Installé sur la scène du Quai CDN, l’Orchestre National des Pays de la Loire est dirigé pour cette soirée 100 % de Falla par le chef espagnol Roberto Forès Veses. La phalange angevine parfaitement préparée donne le meilleur d’elle-même tant dans l’Amour sorcier que dans La vie brève. Et même si on peut regretter des nuances parfois forte, nous apprécions la très belle interprétation de ces deux œuvres certes courtes (trente minutes pour l’Amour sorcier et une heure dix pour La vie brève) mais de très belle facture.
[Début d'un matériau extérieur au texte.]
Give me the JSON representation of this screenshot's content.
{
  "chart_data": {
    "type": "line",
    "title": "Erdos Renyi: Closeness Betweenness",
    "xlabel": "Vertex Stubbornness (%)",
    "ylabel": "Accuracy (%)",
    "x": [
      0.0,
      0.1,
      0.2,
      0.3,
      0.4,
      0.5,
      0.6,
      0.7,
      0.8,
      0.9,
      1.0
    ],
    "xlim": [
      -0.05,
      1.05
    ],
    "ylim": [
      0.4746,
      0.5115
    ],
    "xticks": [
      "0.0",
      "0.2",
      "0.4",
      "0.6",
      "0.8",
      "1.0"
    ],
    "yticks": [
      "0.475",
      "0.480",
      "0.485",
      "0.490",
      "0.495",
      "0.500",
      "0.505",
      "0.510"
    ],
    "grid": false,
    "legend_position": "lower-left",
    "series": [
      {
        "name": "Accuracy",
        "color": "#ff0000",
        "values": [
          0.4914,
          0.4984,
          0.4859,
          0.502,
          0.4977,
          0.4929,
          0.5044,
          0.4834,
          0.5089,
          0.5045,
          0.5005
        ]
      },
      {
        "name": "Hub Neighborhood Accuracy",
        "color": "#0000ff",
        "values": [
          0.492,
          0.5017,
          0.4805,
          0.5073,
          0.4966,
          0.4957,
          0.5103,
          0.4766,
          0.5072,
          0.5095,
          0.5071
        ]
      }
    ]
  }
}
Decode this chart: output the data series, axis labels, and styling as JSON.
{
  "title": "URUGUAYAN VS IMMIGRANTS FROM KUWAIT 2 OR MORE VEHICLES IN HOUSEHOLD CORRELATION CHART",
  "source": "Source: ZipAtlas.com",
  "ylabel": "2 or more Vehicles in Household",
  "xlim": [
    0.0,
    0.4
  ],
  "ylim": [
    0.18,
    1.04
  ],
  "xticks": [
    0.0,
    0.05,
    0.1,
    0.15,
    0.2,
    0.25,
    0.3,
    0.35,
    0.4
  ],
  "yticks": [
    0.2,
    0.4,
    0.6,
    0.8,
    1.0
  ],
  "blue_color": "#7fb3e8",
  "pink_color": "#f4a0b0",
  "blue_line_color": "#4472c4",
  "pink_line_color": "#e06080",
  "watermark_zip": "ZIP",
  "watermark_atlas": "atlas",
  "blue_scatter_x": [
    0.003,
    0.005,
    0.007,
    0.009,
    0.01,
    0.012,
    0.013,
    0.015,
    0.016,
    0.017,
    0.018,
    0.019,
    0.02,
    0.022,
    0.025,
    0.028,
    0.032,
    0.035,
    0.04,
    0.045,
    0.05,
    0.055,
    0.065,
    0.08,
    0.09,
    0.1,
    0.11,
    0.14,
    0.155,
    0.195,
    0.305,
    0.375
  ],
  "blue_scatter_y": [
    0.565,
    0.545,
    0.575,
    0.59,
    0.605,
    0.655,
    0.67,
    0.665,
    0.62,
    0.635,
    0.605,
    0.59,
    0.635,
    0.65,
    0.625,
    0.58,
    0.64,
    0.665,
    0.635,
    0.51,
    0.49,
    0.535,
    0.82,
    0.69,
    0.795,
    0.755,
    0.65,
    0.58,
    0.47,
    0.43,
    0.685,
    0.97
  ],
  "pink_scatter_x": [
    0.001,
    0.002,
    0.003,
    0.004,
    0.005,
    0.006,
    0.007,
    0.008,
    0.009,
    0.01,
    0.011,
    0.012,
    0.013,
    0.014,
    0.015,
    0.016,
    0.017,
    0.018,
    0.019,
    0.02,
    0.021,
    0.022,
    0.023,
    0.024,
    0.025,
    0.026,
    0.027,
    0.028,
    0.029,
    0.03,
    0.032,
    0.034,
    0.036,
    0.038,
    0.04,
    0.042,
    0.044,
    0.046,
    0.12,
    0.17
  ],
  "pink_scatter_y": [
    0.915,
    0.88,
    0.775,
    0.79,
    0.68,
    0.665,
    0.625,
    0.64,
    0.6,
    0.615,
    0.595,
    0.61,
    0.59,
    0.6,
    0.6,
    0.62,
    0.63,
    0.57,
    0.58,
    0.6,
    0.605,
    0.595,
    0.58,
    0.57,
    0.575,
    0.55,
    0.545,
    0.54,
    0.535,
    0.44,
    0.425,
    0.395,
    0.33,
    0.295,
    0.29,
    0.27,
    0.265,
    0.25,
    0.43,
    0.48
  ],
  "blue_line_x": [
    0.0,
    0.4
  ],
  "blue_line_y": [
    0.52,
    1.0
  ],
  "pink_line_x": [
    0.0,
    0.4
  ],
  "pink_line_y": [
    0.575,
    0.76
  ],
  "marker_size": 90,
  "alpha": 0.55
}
C’est une très belle soirée espagnole que nous a proposé l’Opéra Angers Nantes. Ce sont les deux versions de 1916 pour L’amour sorcier et de 1913 pour La vie brève que l’Opéra de Angers Nantes a choisi de programmer et on ne peut que s’en réjouir, car cela nous a permis de profiter des belles voix qui ont donné vie à ce très beau programme. Et le bis réjouissant, un tango langoureux dansé avec talent et humour par Laura Gallego Cabezas, achève de mettre un public nombreux et très réceptif.